A Funny Kind of War

One always hopes that enterprising theater companies will unearth lost treasures, as the Mint and the Peccadillo have been doing for several years. The discovery of a 1977 artifact, Easy Outs, or the Adventures of Alphonse on the Lam, is laudable for the risk-taking EndTimes Productions, but unfortunately it’s valuable only as a signpost for the career of Chip Keyes, a performer of stand-up comedy in the 1970s who later went to Hollywood and has made a career of writing for television, notably Perfect Strangers. Nowadays, the f-word is everywhere in stand-up, but Easy Outs is quaintly of its time: It shuns blue language and tries to score comic points in the spirit of the Three Stooges, the Borscht Belt, and classic vaudeville. It’s 1969 and Alphonse (Alessandro Colla) has a low draft lottery number (one of a number of dated elements). Alphonse tells his girlfriend, Genevieve, that he’s leaving for “a small, neutral, peace-loving country.” He doesn’t want to be sent to Vietnam and killed, he says, although he doesn’t really articulate any philosophical opposition to the war. Genevieve (Sarah Scoofs), however, has romantic notions that Alphonse should resist the war, go to prison, and provide her with a reason to write folk songs about his suffering (a topical reference to Joan Baez, whose husband did time).

Once Alphonse reaches his destination, he is drafted into its military—the small, neutral, peace-loving country is at war. There follow various misadventures as the hero escapes from his unit and then assumes the identity of The Wolf, a guerrilla leader, and becomes ever more embroiled in armed struggles with cartoonish characters: a monocled, Nazi-accented sergeant; a money-grubbing monk; hungry, horny soldiers; and various fifth columnists. Director Russell Dobular has cast some game young actors who have backgrounds in improv and stand-up, and some of the gags work even when they lead nowhere, but not nearly enough.

For instance, Alphonse gets mixed up in an assassination plot with three inept (but well-played) revolutionaries: Jessica Ko is Gerta, the Maoist brains behind the dissidents; Sergio Fuenzalida is a vain, brainless guerrilla; and Marek Sapieyevski is Sam, a vaguely Eastern European agent secretly in love with Gerta. Their mantra is “The cause!”; when one of them declaims the phrase, the others immediately shout, “The cause!” It’s classic Three Stooges business, and Keyes’s feeling for this tried-and-true comedy is on target, though it’s overly familiar. Some of the byplay is moderately amusing—Fuenzalida is a cartoon Latino, but endearing in his stereotype.

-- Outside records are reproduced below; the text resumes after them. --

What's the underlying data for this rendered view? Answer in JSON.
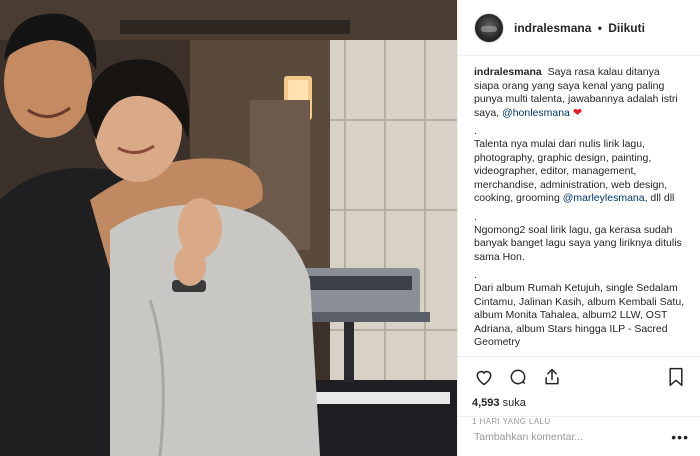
{
  "post": {
    "username": "indralesmana",
    "follow_state": "Diikuti",
    "separator": "•"
  },
  "caption": {
    "username": "indralesmana",
    "paragraph1": "Saya rasa kalau ditanya siapa orang yang saya kenal yang paling punya multi talenta, jawabannya adalah istri saya,",
    "mention1": "@honlesmana",
    "heart": "❤",
    "dot1": ".",
    "paragraph2": "Talenta nya mulai dari nulis lirik lagu, photography, graphic design, painting, videographer, editor, management, merchandise, administration, web design, cooking, grooming",
    "mention2": "@marleylesmana",
    "paragraph2_end": ", dll dll",
    "dot2": ".",
    "paragraph3": "Ngomong2 soal lirik lagu, ga kerasa sudah banyak banget lagu saya yang liriknya ditulis sama Hon.",
    "dot3": ".",
    "paragraph4": "Dari album Rumah Ketujuh, single Sedalam Cintamu, Jalinan Kasih, album Kembali Satu, album Monita Tahalea, album2 LLW, OST Adriana, album Stars hingga ILP - Sacred Geometry"
  },
  "stats": {
    "likes_count": "4,593",
    "likes_label": "suka",
    "timestamp": "1 HARI YANG LALU"
  },
  "comment": {
    "placeholder": "Tambahkan komentar...",
    "more_label": "•••"
  },
  "icons": {
    "like": "heart-icon",
    "comment": "comment-icon",
    "share": "share-icon",
    "save": "bookmark-icon"
  }
}
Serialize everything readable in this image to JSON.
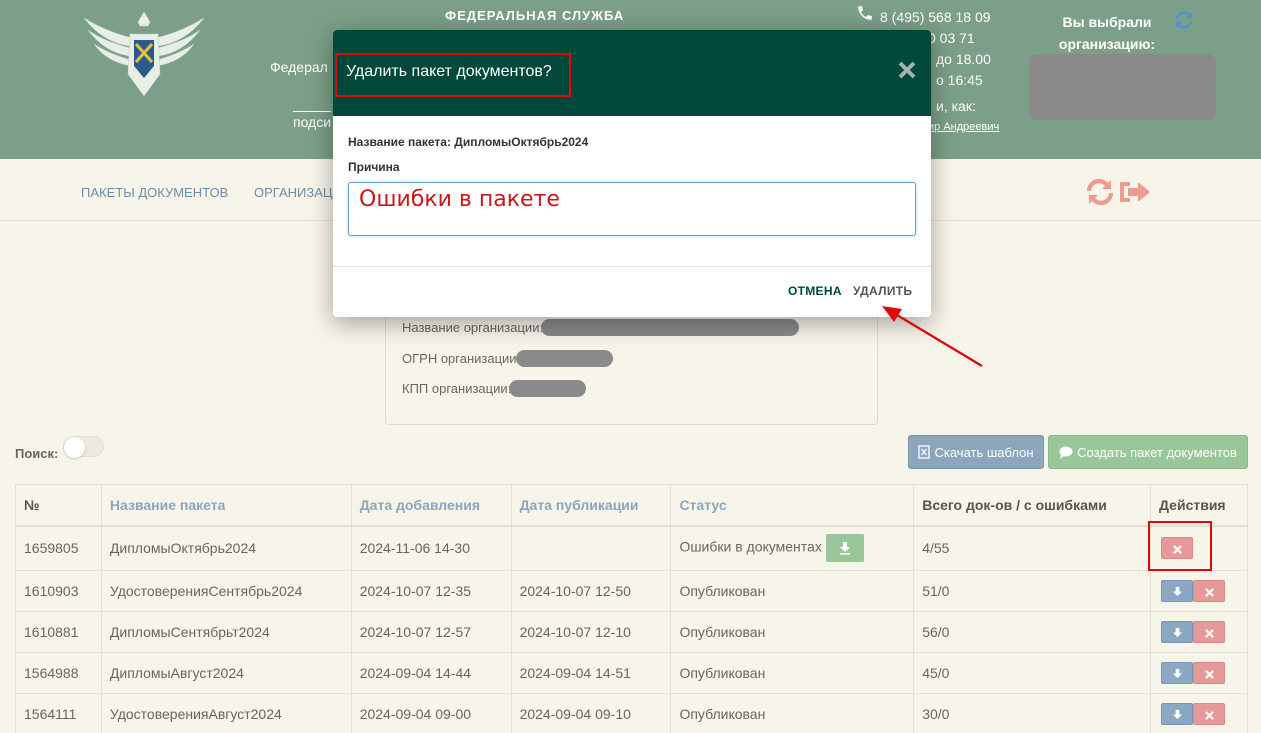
{
  "header": {
    "fed_title": "ФЕДЕРАЛЬНАЯ СЛУЖБА",
    "fed_fragment": "Федерал",
    "fed_fragment2": "подси",
    "phone": "8 (495) 568 18 09",
    "contact_lines": [
      "0 03 71",
      "до 18.00",
      "о 16:45",
      "и, как:"
    ],
    "contact_user": "ир Андреевич",
    "org_label": "Вы выбрали организацию:"
  },
  "nav": {
    "items": [
      "ПАКЕТЫ ДОКУМЕНТОВ",
      "ОРГАНИЗАЦИ"
    ]
  },
  "org_panel": {
    "name_label": "Название организации:",
    "ogrn_label": "ОГРН организации:",
    "kpp_label": "КПП организации:"
  },
  "search": {
    "label": "Поиск:"
  },
  "buttons": {
    "template": "Скачать шаблон",
    "create": "Создать пакет документов"
  },
  "table": {
    "headers": [
      "№",
      "Название пакета",
      "Дата добавления",
      "Дата публикации",
      "Статус",
      "Всего док-ов / с ошибками",
      "Действия"
    ],
    "rows": [
      {
        "id": "1659805",
        "name": "ДипломыОктябрь2024",
        "added": "2024-11-06 14-30",
        "published": "",
        "status": "Ошибки в документах",
        "docs": "4/55"
      },
      {
        "id": "1610903",
        "name": "УдостоверенияСентябрь2024",
        "added": "2024-10-07 12-35",
        "published": "2024-10-07 12-50",
        "status": "Опубликован",
        "docs": "51/0"
      },
      {
        "id": "1610881",
        "name": "ДипломыСентябрьт2024",
        "added": "2024-10-07 12-57",
        "published": "2024-10-07 12-10",
        "status": "Опубликован",
        "docs": "56/0"
      },
      {
        "id": "1564988",
        "name": "ДипломыАвгуст2024",
        "added": "2024-09-04 14-44",
        "published": "2024-09-04 14-51",
        "status": "Опубликован",
        "docs": "45/0"
      },
      {
        "id": "1564111",
        "name": "УдостоверенияАвгуст2024",
        "added": "2024-09-04 09-00",
        "published": "2024-09-04 09-10",
        "status": "Опубликован",
        "docs": "30/0"
      }
    ]
  },
  "modal": {
    "title": "Удалить пакет документов?",
    "package_label": "Название пакета: ДипломыОктябрь2024",
    "reason_label": "Причина",
    "reason_value": "Ошибки в пакете",
    "cancel": "ОТМЕНА",
    "delete": "УДАЛИТЬ"
  },
  "colors": {
    "header_bg": "#7b9f88",
    "modal_header_bg": "#00483a",
    "accent_red": "#e0090b",
    "link_blue": "#8aa7bd"
  }
}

Still, the whole is wildly uneven. Ray Chao can’t do much with the monk’s irritating mania of free-associating words: “Technically. Technicolor. Technology, technician, polytech, high-tech, Georgia Tech… Tech me out to da ball game!” Chao also adds a touchie-feelie feyness to the character that’s plain creepy. (Dobular also pushes too hard to get humor out of this scene—why should the monk bend over and reach between his legs to receive a payoff from Alphonse? Possibly because nothing else in the scene is funny, and he’s desperate for a laugh.) Keyes gives a similar shtick to The Wolf (Jeremy Pape) who, wounded and delirious, assumes various pop culture personas that stop the play cold. Both are characters that Robin Williams might pull off, but in the hands of anything less than genius they just fall flat.

As Alphonse, however, Alessandro Colla provides a charming, deftly reactive performance. He underscores the character’s naivete and bewilderment as he’s drawn more and more into various tangled webs in the episodic, ever-darkening plot. He’s a bit nebbishy and a bit inept, and yet he’s blessed with a klaxon voice that can he can shade into a gravelly murmur. One can believe he has the charisma to substitute for The Wolf. Adam P. Murphy also delivers a splendid but brief turn as a CIA agent.

EndTimes’s production values are effective but minimal: a raft with a sail, some tables and a bar, and a fountain help set various scenes. In fact, it has the feel of the Fringe Festival come early. Easy Outs is a young man’s play, one that shows a talent not yet fully formed but with an affinity for wordplay and low-comedy hijinks—it’s a small stepping-stone on the way to the sublime silliness of Perfect Strangers.